Quand ce dernier eut fini, Horace demeura pensif un moment, puis il dit :
– Ainsi, tu es convaincu que M. de Méreuil et sa femme ont été assassinés par ton père ?
– Mon père ne fut que l’instrument, monsieur, répondit le Chambrion, d’une voix sourde ; le véritable assassin est maître Clappier.
– Mais, malheureux, si ton père n’était pas mort…
– Ah ! murmura le Chambrion, c’est cette crainte-là, monsieur Horace, qui m’a jusqu’ici condamné au silence… Et puis, il y a six mois encore, quel intérêt impérieux avais-je à dénoncer le coupable ? Vous n’étiez pas dans le pays, la demoiselle était heureuse comme ça… Et cependant, parfois, le remords entrait dans mon cœur et me prenait à la gorge… Étais-je bien le maître de garder un pareil secret ?
» Mais chaque fois qu’un aveu montait de mon cœur, il expirait sur mes lèvres. En livrant maître Clappier à la justice, ne livrais-je pas mon père ? n’était-ce pas ma propre honte ?
– Hélas ! tout cela est juste, murmura Horace.
– Mais, reprit le Chambrion, s’animant par degrés, l’heure des hésitations est passée, il faut agir… je ne veux pas que la demoiselle meure, moi !…
Et il ajouta d’une voix plus émue :
– Puisqu’elle vous aime…
Horace lui prit les mains :
– Écoute-moi, François, lui dit-il, point n’est besoin de livrer cet homme à la justice. Denise te croira… et dès lors, que nous importe ? Ne devions-nous pas quitter ce pays maudit… aller vivre au loin… à l’étranger ?… Je changerai de nom… elle aussi… Nous serons heureux, et tu ne seras pas déshonoré.
– Mais, monsieur Horace, dit le Chambrion avec fermeté, la chose est impossible, à présent.
– Pourquoi ?
– Ah ! vous ne connaissez pas les Clappier !… Cette brute qui a nom Hector s’est mis un projet en tête : il veut épouser la demoiselle.
– Le misérable !
– Si nous nous taisons, nous, il parlera, lui. Il fera du bruit, un tel scandale que la province entière en retentira.
– Et tu crois que son père le secondera ?…
– N’a-t-il pas intérêt à ce qu’on ne découvre jamais la vérité ?

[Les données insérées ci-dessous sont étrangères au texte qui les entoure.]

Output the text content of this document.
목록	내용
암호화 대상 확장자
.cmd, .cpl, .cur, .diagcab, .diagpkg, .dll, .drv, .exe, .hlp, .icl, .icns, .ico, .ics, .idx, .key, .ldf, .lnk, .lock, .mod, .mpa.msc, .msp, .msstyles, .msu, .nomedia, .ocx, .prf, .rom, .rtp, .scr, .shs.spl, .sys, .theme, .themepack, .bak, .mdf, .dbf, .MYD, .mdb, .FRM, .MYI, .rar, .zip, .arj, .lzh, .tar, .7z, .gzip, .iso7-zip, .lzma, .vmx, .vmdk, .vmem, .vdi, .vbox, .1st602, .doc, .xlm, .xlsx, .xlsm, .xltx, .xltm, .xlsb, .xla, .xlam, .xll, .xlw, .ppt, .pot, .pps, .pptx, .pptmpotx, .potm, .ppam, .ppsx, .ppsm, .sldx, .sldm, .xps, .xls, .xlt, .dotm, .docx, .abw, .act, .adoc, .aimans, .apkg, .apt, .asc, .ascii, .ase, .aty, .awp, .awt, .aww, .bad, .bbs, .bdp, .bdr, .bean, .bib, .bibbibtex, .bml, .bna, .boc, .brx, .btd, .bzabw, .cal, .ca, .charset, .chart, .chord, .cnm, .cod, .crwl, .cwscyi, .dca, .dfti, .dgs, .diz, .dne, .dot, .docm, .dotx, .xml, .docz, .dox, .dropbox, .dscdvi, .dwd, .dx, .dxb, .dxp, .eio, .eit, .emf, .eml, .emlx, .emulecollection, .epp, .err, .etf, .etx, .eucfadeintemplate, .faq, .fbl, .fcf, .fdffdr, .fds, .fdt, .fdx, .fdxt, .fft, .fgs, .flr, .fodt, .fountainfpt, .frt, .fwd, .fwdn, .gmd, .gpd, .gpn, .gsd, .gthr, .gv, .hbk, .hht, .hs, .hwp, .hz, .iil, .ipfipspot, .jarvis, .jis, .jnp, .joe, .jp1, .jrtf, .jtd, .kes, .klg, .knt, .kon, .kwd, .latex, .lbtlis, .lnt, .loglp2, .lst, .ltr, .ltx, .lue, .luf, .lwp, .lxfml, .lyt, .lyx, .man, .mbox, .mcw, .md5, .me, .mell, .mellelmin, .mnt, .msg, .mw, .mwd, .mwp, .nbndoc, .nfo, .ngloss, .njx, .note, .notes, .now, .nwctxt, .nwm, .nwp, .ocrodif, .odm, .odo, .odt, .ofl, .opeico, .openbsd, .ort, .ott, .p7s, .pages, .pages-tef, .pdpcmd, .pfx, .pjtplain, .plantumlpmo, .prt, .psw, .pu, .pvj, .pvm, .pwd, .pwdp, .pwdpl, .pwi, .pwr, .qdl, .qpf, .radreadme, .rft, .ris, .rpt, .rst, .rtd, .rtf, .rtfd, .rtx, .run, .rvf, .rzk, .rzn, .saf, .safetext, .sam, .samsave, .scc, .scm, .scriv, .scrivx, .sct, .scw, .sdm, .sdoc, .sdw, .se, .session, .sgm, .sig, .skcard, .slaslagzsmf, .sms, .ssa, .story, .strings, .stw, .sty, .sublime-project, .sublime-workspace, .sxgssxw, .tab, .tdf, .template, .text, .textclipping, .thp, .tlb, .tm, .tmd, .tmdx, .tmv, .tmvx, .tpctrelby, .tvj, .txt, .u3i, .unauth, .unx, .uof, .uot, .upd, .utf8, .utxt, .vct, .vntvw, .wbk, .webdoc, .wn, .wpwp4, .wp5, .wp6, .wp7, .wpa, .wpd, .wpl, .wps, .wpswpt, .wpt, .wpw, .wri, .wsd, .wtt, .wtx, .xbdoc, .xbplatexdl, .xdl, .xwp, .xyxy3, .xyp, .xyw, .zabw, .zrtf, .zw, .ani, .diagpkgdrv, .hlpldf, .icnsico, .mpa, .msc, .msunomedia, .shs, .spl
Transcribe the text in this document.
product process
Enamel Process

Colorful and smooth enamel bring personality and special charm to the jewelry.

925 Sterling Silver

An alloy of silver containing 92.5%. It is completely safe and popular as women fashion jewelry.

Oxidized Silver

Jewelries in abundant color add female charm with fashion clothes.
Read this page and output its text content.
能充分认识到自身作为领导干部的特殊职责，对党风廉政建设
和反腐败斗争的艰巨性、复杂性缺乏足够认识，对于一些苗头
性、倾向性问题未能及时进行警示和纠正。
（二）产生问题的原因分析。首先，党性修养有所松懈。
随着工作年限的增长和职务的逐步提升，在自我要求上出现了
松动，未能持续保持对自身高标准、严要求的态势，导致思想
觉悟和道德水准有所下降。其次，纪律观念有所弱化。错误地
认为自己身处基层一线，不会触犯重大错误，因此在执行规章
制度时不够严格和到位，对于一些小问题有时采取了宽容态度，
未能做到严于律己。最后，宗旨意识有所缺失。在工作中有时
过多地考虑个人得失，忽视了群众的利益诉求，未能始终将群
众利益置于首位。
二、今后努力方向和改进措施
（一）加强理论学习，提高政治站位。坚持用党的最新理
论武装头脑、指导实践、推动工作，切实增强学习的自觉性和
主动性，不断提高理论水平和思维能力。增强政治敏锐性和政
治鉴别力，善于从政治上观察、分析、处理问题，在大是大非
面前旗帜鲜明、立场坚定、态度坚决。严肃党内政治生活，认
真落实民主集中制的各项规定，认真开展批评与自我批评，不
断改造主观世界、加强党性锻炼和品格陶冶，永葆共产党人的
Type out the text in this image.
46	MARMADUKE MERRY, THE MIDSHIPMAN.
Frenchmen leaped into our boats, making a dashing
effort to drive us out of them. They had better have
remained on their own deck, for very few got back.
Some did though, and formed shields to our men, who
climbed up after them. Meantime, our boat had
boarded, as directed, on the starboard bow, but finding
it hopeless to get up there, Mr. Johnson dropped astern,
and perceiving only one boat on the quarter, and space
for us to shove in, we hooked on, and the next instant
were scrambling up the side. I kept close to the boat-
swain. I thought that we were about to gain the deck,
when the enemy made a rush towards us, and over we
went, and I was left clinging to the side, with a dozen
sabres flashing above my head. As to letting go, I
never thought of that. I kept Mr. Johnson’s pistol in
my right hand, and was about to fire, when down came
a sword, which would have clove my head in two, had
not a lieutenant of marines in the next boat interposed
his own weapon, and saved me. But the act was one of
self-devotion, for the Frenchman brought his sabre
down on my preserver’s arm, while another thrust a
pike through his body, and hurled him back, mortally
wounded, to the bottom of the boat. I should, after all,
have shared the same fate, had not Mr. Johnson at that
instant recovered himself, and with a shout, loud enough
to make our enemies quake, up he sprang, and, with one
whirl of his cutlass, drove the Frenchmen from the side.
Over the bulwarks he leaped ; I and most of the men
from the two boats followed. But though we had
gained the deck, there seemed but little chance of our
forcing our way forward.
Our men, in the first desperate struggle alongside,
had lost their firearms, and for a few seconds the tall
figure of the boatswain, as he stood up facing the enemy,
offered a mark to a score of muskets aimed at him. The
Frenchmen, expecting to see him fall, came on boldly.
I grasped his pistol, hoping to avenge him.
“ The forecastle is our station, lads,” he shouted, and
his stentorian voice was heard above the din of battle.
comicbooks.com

– Mais, malheureux, dit Horace, tu n’as aucune preuve sérieuse à donner à la justice…
– Oh ! vous vous trompez, répondit le Chambrion, et si vous me laissez le maître, vous, Mme Gertrude et la demoiselle, j’amènerai le père Clappier à se livrer lui-même…
En ce moment, on entendit sur le perron du château la voix de la vieille tante qui appelait M. de Verne.
Le jeune homme s’élança vers le château, et le Chambrion demeura immobile, appuyé contre un arbre, étreignant son front pâle de ses deux mains.
– Àprésent, misérable, murmura-t-il, se parlant à lui-même, à présent que tu as livré ton secret, ose donc t’avouer à toi-même que tu aimes la demoiselle !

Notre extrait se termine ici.